Leo Mosey

Personal information
- Full name: Leo Andreas Mosey
- Date of birth: 7 February 2007 (age 19)
- Place of birth: Biak Numfor, Indonesia
- Position: Goalkeeper

Team information
- Current team: PSBS Biak
- Number: 22

Youth career
- 2025–: PSBS Biak U20

Senior career*
- Years: Team / Apps / (Gls)
- 2025–: PSBS Biak / 0 / (0)

= Leo Mosey =

Indonesian footballer (born 2007)

Leo Andreas Mosey (born 7 February 2007) is an Indonesian professional footballer who plays as a goalkeeper for Super League club PSBS Biak.

==Club career==
===PSBS Biak===
Mosey developed his early footballing career within the youth apparatus of PSBS Biak.

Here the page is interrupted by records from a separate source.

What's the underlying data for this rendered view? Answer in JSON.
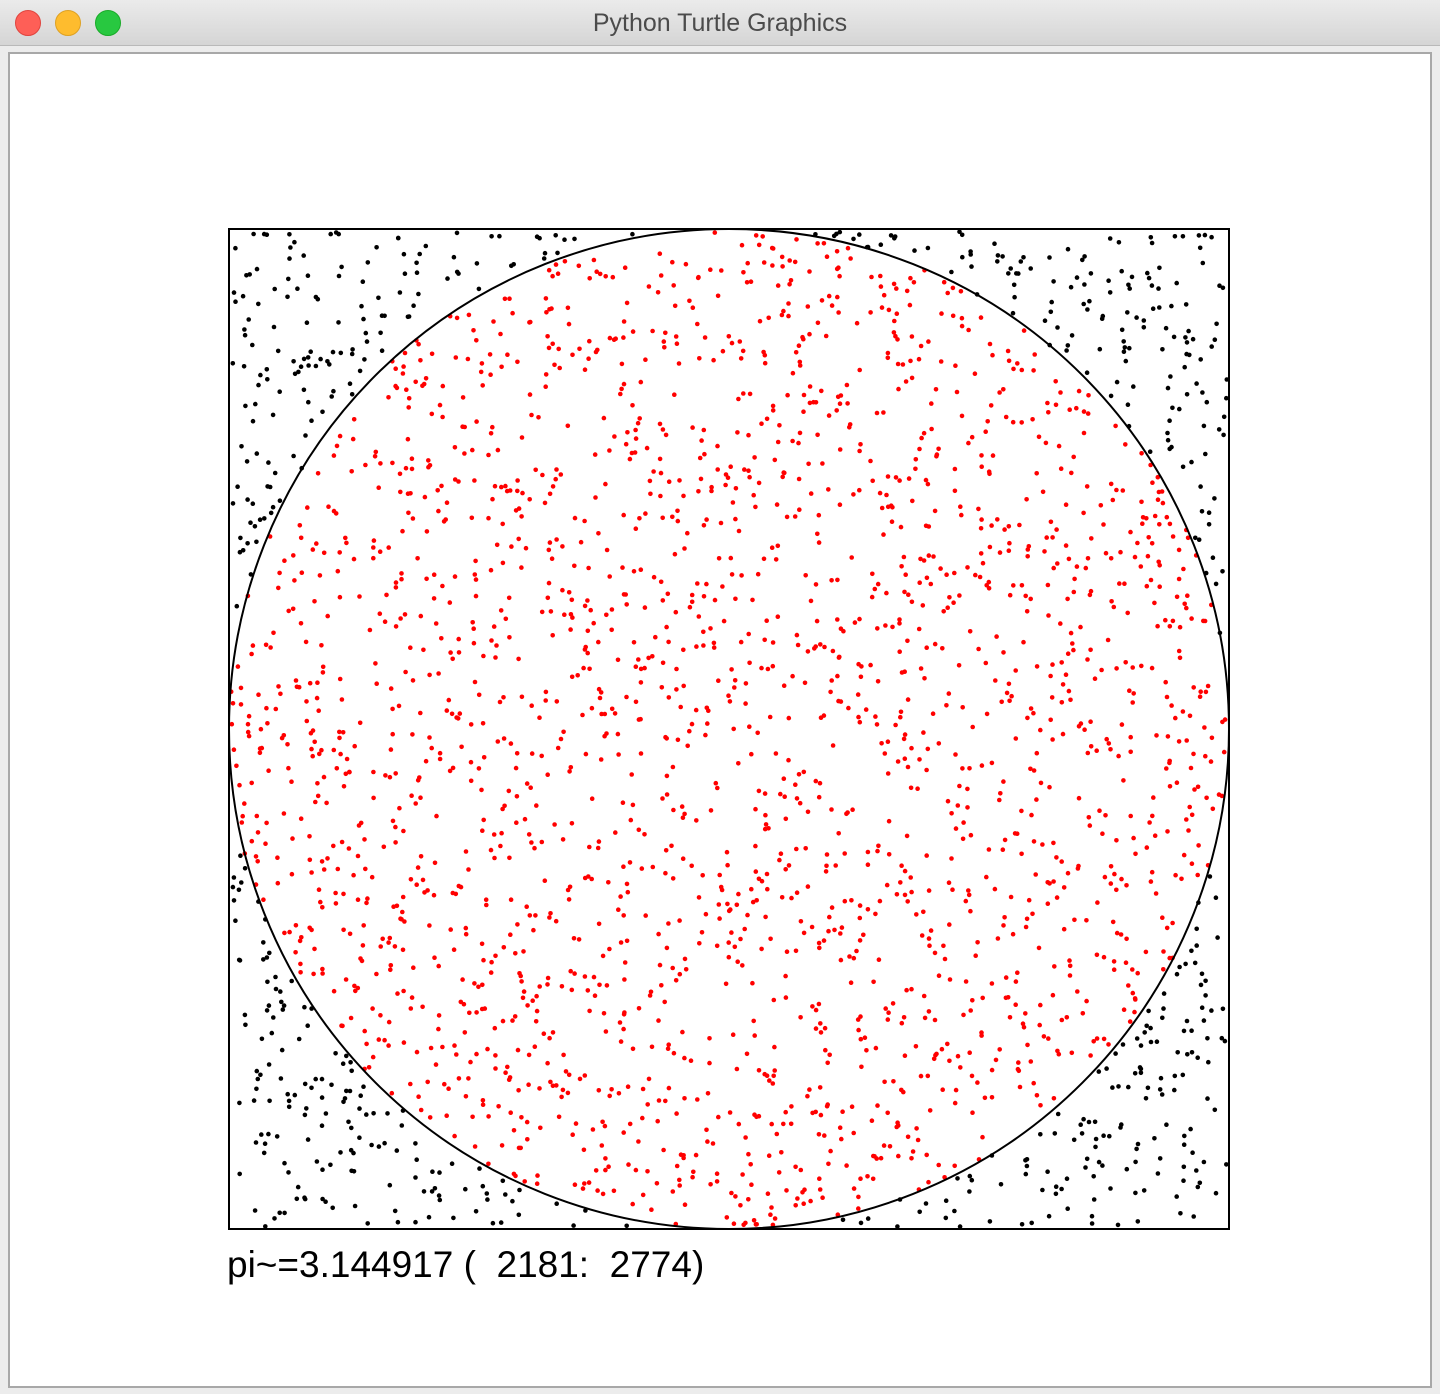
{
  "window": {
    "title": "Python Turtle Graphics",
    "buttons": [
      "close",
      "minimize",
      "zoom"
    ]
  },
  "canvas": {
    "background": "#ffffff",
    "square_color": "#000000",
    "circle_color": "#000000",
    "inside_point_color": "#ff0000",
    "outside_point_color": "#000000"
  },
  "simulation": {
    "pi_estimate": "3.144917",
    "points_inside": 2181,
    "points_total": 2774
  },
  "readout": {
    "text": "pi~=3.144917 (  2181:  2774)"
  }
}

On 1 September 2025, he officially signed a professional youth contract to join the club's under-20 squad competing in the Elite Pro Academy (EPA) league system.

Following structural squad adjustments, Mosey was registered under the primary senior squad list for the 2025–26 Super League campaign, securing the number 22 shirt. He made consistent appearances as the backup goalkeeper on the senior matchday substitute bench throughout the season, including during a fixture against Persis Solo at the Manahan Stadium.